Maßgebend ist stets das Gesamtbild der Verhältnisse im Einzelfall.

(4) Bei Vorbereitungshandlungen, die ihrer Art nach sowohl zur unternehmerischen als auch zur nichtunternehmerischen Verwendung bestimmt sein können (z. B. Erwerb eines Computers oder Kraftfahrzeugs), kann regelmäßig deren Ernsthaftigkeit oder ihre Unternehmensbezogenheit und damit die Unternehmereigenschaft nicht abschließend beurteilt werden. Der Vorsteuerabzug ist daher im Rahmen einer unter dem Vorbehalt der Nachprüfung § 164 AO) stehenden oder vorläufigen § 165 Abs. 1 Satz 1 AO) Steuerfestsetzung zu gewähren.

(5) Sind Vorbereitungshandlungen ihrer Art nach typischerweise zur nichtunternehmerischen (privaten oder hoheitlichen) Verwendung oder Nutzung bestimmt (z.B. der Erwerb eines Wohnmobils, Segelschiffes oder sonstigen Freizeitgegenstandes) und kann deren Unternehmensbezogenheit nicht nachgewiesen werden, ist nicht davon auszugehen, daß die unternehmerische Tätigkeit ernsthaft beabsichtigt ist. In diesen Fällen ist die Unternehmereigenschaft davon abhängig, daß es später tatsächlich zur Ausführung entgeltlicher Leistungen kommt. In der Vorbereitungsphase ist nicht von der Unternehmereigenschaft auszugehen. Die Steuerfestsetzung ist in diesem Fall auszusetzen § 165 Abs. 1 Satz 4 AO).

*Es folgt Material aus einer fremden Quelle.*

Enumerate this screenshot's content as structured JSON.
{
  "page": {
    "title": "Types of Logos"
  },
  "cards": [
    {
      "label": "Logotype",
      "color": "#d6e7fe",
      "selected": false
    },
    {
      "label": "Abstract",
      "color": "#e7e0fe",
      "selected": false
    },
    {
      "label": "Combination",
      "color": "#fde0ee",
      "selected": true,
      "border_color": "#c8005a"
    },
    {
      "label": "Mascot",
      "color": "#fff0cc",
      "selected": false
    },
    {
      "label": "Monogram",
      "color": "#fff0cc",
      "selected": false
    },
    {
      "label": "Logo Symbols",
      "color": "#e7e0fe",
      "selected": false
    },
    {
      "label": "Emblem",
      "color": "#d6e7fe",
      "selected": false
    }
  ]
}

(6) Die Absätze 1 bis 5 gelten entsprechend bei der Aufnahme einer neuen Tätigkeit im Rahmen eines bereits bestehenden Unternehmens, wenn die Vorbereitungshandlungen nicht in einem sachlichen Zusammenhang mit der bisherigen unternehmerischen Tätigkeit stehen. Demgegenüber sind erfolglose Vorbereitungshandlungen für eine neue Tätigkeit der unternehmerischen Sphäre zuzurechnen, wenn sie in einem sachlichen Zusammenhang mit der bisherigen Tätigkeit stehen (BFH-Urteil vom 16. Dezember 1993 – BStBl 1994 II S. 278).

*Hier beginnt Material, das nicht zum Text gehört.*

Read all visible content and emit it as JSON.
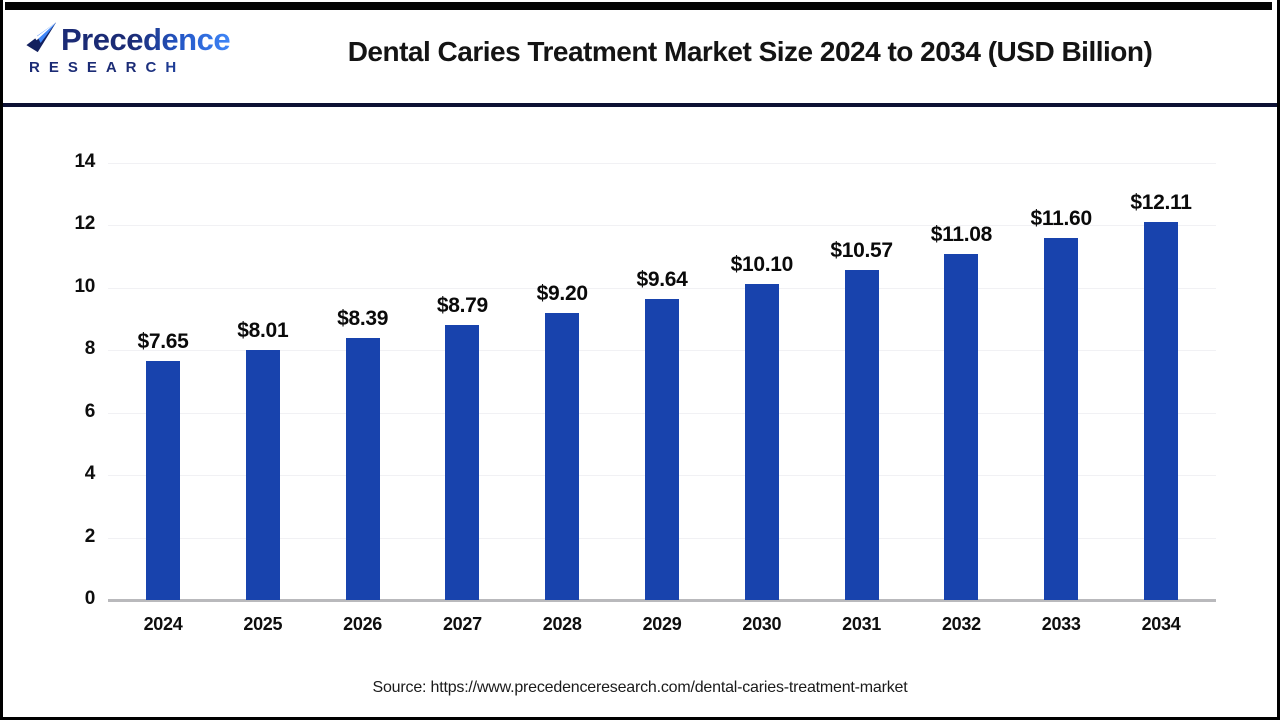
{
  "header": {
    "logo": {
      "name": "Precedence",
      "subtitle": "RESEARCH"
    },
    "title": "Dental Caries Treatment Market Size 2024 to 2034 (USD Billion)"
  },
  "chart_data": {
    "type": "bar",
    "title": "Dental Caries Treatment Market Size 2024 to 2034 (USD Billion)",
    "unit": "USD Billion",
    "categories": [
      "2024",
      "2025",
      "2026",
      "2027",
      "2028",
      "2029",
      "2030",
      "2031",
      "2032",
      "2033",
      "2034"
    ],
    "values": [
      7.65,
      8.01,
      8.39,
      8.79,
      9.2,
      9.64,
      10.1,
      10.57,
      11.08,
      11.6,
      12.11
    ],
    "value_labels": [
      "$7.65",
      "$8.01",
      "$8.39",
      "$8.79",
      "$9.20",
      "$9.64",
      "$10.10",
      "$10.57",
      "$11.08",
      "$11.60",
      "$12.11"
    ],
    "xlabel": "",
    "ylabel": "",
    "ylim": [
      0,
      14
    ],
    "yticks": [
      0,
      2,
      4,
      6,
      8,
      10,
      12,
      14
    ],
    "grid": true,
    "legend": false,
    "bar_color": "#1843ad"
  },
  "footer": {
    "source": "Source: https://www.precedenceresearch.com/dental-caries-treatment-market"
  },
  "colors": {
    "bar": "#1843ad",
    "divider": "#0d1133",
    "frame": "#000000",
    "grid_line": "#f1f1f4",
    "axis_line": "#b9b9bc",
    "logo_dark": "#1b2b75",
    "logo_light": "#3f86f8"
  }
}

Abschnitt 18 Abs. 4 und Abschnitt 19 Abs. 1 Sätze 1 bis 3 UStR sind nicht mehr anzuwenden.

Dieses Schreiben entspricht dem BMF-Schreiben vom 02.12.1996, Az.: IV C 3 – S 7104 – 95/96, das im Bundessteuerblatt Teil I veröffentlicht und in die USt-Kartei aufgenommen wird.